Lê, an assistant professor of photography at Bard College in New York, in taking photos of military ships delivering supplies explored notions of empire and military might in the face of the natural world's vastness.
An-My Lê, Fuel Storage Tanks, McMurdo Station, Antarctica, 2008, Archival pigment print, from the Events Ashore series.
U.S. presence at the site of Scott's former base is a location that at first glance hardly seems Antarctic at all. Glasberg says that:
Lê disrupts the aestheticization of Antarctic wilderness begun with the Heroic Age and instead links Antarctica to sites of U.S. militarization around the globe. Lê inherits an iconography from Ponting and applied to a U.S. western subject through Porter, but focuses not on the "empty" deserts of untouched wilderness, or the wilderness fantasy, but rather on the traces of human presence mystified in the Porter images. For Lê, the detritus of a built environment becomes the survival of the Heroic and later environmentally conscious ages that sit strangely, disturbingly on a contemporary Antarctic of international science.

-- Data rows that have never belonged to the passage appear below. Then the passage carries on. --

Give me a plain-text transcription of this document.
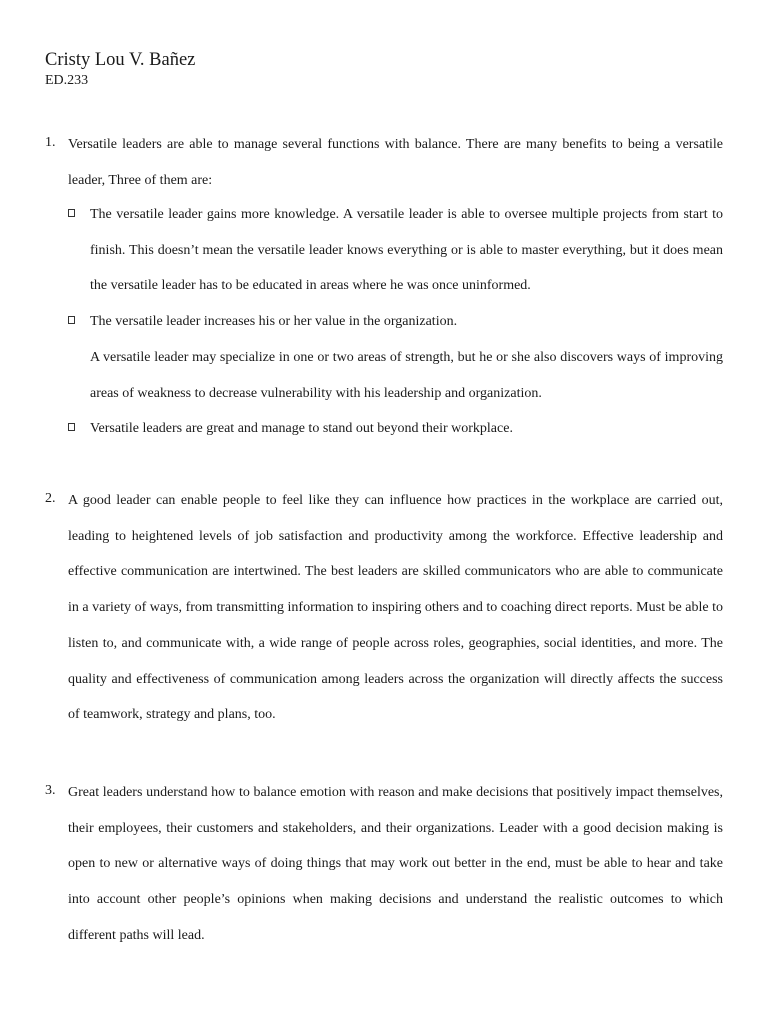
Cristy Lou V. Bañez
ED.233
1. Versatile leaders are able to manage several functions with balance. There are many benefits to being a versatile leader, Three of them are:
The versatile leader gains more knowledge. A versatile leader is able to oversee multiple projects from start to finish. This doesn’t mean the versatile leader knows everything or is able to master everything, but it does mean the versatile leader has to be educated in areas where he was once uninformed.
The versatile leader increases his or her value in the organization.
A versatile leader may specialize in one or two areas of strength, but he or she also discovers ways of improving areas of weakness to decrease vulnerability with his leadership and organization.
Versatile leaders are great and manage to stand out beyond their workplace.
2. A good leader can enable people to feel like they can influence how practices in the workplace are carried out, leading to heightened levels of job satisfaction and productivity among the workforce. Effective leadership and effective communication are intertwined. The best leaders are skilled communicators who are able to communicate in a variety of ways, from transmitting information to inspiring others and to coaching direct reports. Must be able to listen to, and communicate with, a wide range of people across roles, geographies, social identities, and more. The quality and effectiveness of communication among leaders across the organization will directly affects the success of teamwork, strategy and plans, too.
3. Great leaders understand how to balance emotion with reason and make decisions that positively impact themselves, their employees, their customers and stakeholders, and their organizations. Leader with a good decision making is open to new or alternative ways of doing things that may work out better in the end, must be able to hear and take into account other people’s opinions when making decisions and understand the realistic outcomes to which different paths will lead.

She says that Lê refuses the overexposed, official view and shifts away from what we might call an Antarctic exceptionalism. Antarctic exceptionalism, modeled on American exceptionalism, creates a separate sphere for Antarctica. Lê's high art and highly technical images negotiate between the landscape aesthetic that broke down at the Pole and the more vernacular aesthetic that visitors to, and inhabitants of, the South Pole have been attempting to reestablish. Lê focuses instead on the industrial infrastructure, the chaotic, menacing, and wasted space of an unredeemable blankness very different from both the blank of imperialism's hope and the desert of Elliot Porter's conservation aesthetic.